In fact, in 2016, the People’s Bank of China (the Chinese central bank) and the China Security Regulatory Commission (CSRC) laid Guiding Opinions on Building a Green Finance System, which is essentially a mandate for an environmental information disclosure system.
As a result, in 2018, the CSRC revisited and revised the Listed Company Governance Code and implemented an amendment that included the responsibility of listed companies to disclose ESG information.
The Asset Management Association of China (AMAC) issued the first Green Investment Guide (Trial) and the Research Report on ESG Evaluation System for Chinese Listed Companies (2018), which aims to guide investors to delve into green investment activities and advocating listed companies to refine and enhance information disclosure and corporate governance.
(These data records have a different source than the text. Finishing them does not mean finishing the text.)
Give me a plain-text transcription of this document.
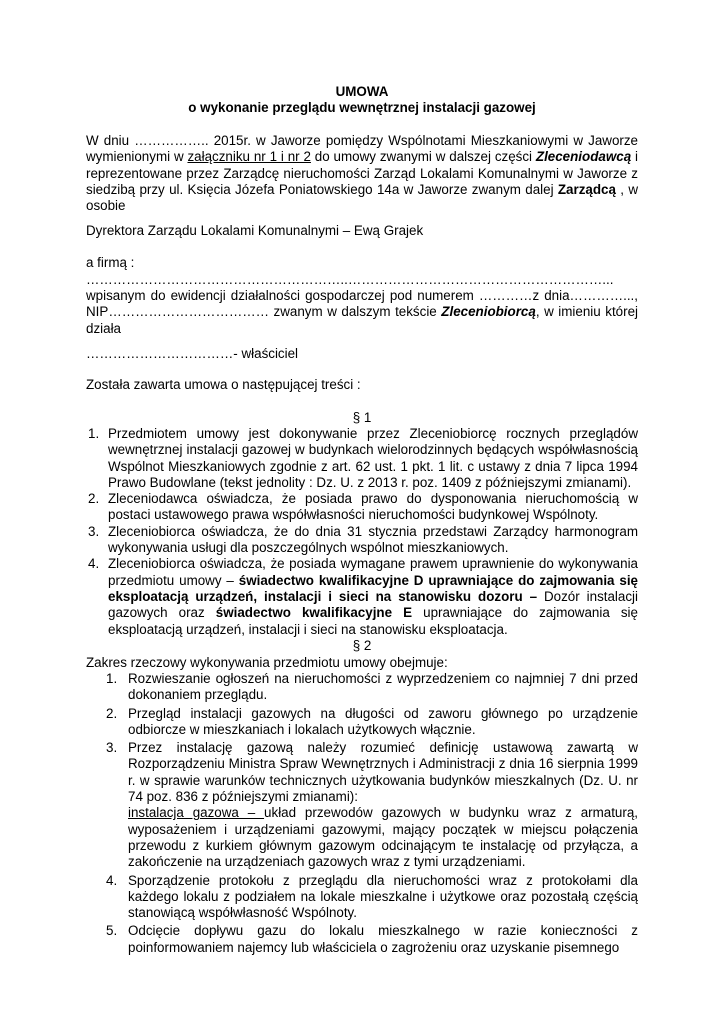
UMOWA
o wykonanie przeglądu wewnętrznej instalacji gazowej
W dniu …………….. 2015r. w Jaworze pomiędzy Wspólnotami Mieszkaniowymi w Jaworze wymienionymi w załączniku nr 1 i nr 2 do umowy zwanymi w dalszej części Zleceniodawcą i reprezentowane przez Zarządcę nieruchomości Zarząd Lokalami Komunalnymi w Jaworze z siedzibą przy ul. Księcia Józefa Poniatowskiego 14a w Jaworze zwanym dalej Zarządcą , w osobie
Dyrektora Zarządu Lokalami Komunalnymi – Ewą Grajek
a firmą :
…………………………………………………..…………………………………………………...
wpisanym do ewidencji działalności gospodarczej pod numerem …………z dnia…………..., NIP……………………………… zwanym w dalszym tekście Zleceniobiorcą, w imieniu której działa
……………………………- właściciel
Została zawarta umowa o następującej treści :
§ 1
1. Przedmiotem umowy jest dokonywanie przez Zleceniobiorcę rocznych przeglądów wewnętrznej instalacji gazowej w budynkach wielorodzinnych będących współwłasnością Wspólnot Mieszkaniowych zgodnie z art. 62 ust. 1 pkt. 1 lit. c ustawy z dnia 7 lipca 1994 Prawo Budowlane (tekst jednolity : Dz. U. z 2013 r. poz. 1409 z późniejszymi zmianami).
2. Zleceniodawca oświadcza, że posiada prawo do dysponowania nieruchomością w postaci ustawowego prawa współwłasności nieruchomości budynkowej Wspólnoty.
3. Zleceniobiorca oświadcza, że do dnia 31 stycznia przedstawi Zarządcy harmonogram wykonywania usługi dla poszczególnych wspólnot mieszkaniowych.
4. Zleceniobiorca oświadcza, że posiada wymagane prawem uprawnienie do wykonywania przedmiotu umowy – świadectwo kwalifikacyjne D uprawniające do zajmowania się eksploatacją urządzeń, instalacji i sieci na stanowisku dozoru – Dozór instalacji gazowych oraz świadectwo kwalifikacyjne E uprawniające do zajmowania się eksploatacją urządzeń, instalacji i sieci na stanowisku eksploatacja.
§ 2
Zakres rzeczowy wykonywania przedmiotu umowy obejmuje:
1. Rozwieszanie ogłoszeń na nieruchomości z wyprzedzeniem co najmniej 7 dni przed dokonaniem przeglądu.
2. Przegląd instalacji gazowych na długości od zaworu głównego po urządzenie odbiorcze w mieszkaniach i lokalach użytkowych włącznie.
3. Przez instalację gazową należy rozumieć definicję ustawową zawartą w Rozporządzeniu Ministra Spraw Wewnętrznych i Administracji z dnia 16 sierpnia 1999 r. w sprawie warunków technicznych użytkowania budynków mieszkalnych (Dz. U. nr 74 poz. 836 z późniejszymi zmianami):
instalacja gazowa – układ przewodów gazowych w budynku wraz z armaturą, wyposażeniem i urządzeniami gazowymi, mający początek w miejscu połączenia przewodu z kurkiem głównym gazowym odcinającym te instalację od przyłącza, a zakończenie na urządzeniach gazowych wraz z tymi urządzeniami.
4. Sporządzenie protokołu z przeglądu dla nieruchomości wraz z protokołami dla każdego lokalu z podziałem na lokale mieszkalne i użytkowe oraz pozostałą częścią stanowiącą współwłasność Wspólnoty.
5. Odcięcie dopływu gazu do lokalu mieszkalnego w razie konieczności z poinformowaniem najemcy lub właściciela o zagrożeniu oraz uzyskanie pisemnego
In 2020, Chinese President Xi Jinping emphasized the nation’s intention to become carbon neutral by 2060. Further reforms and revisions to an existing regulation were made to better govern companies as they all mitigate their carbon footprint by transitioning to a much greener economy.
In conclusion, it is often best to work alongside regulatory forces to remain profitable in the modern economic landscape rather than against them. Leveraging the ESG report can be a significant step to showcase commitment towards the stated national goal and attract investors and governmental subsidies.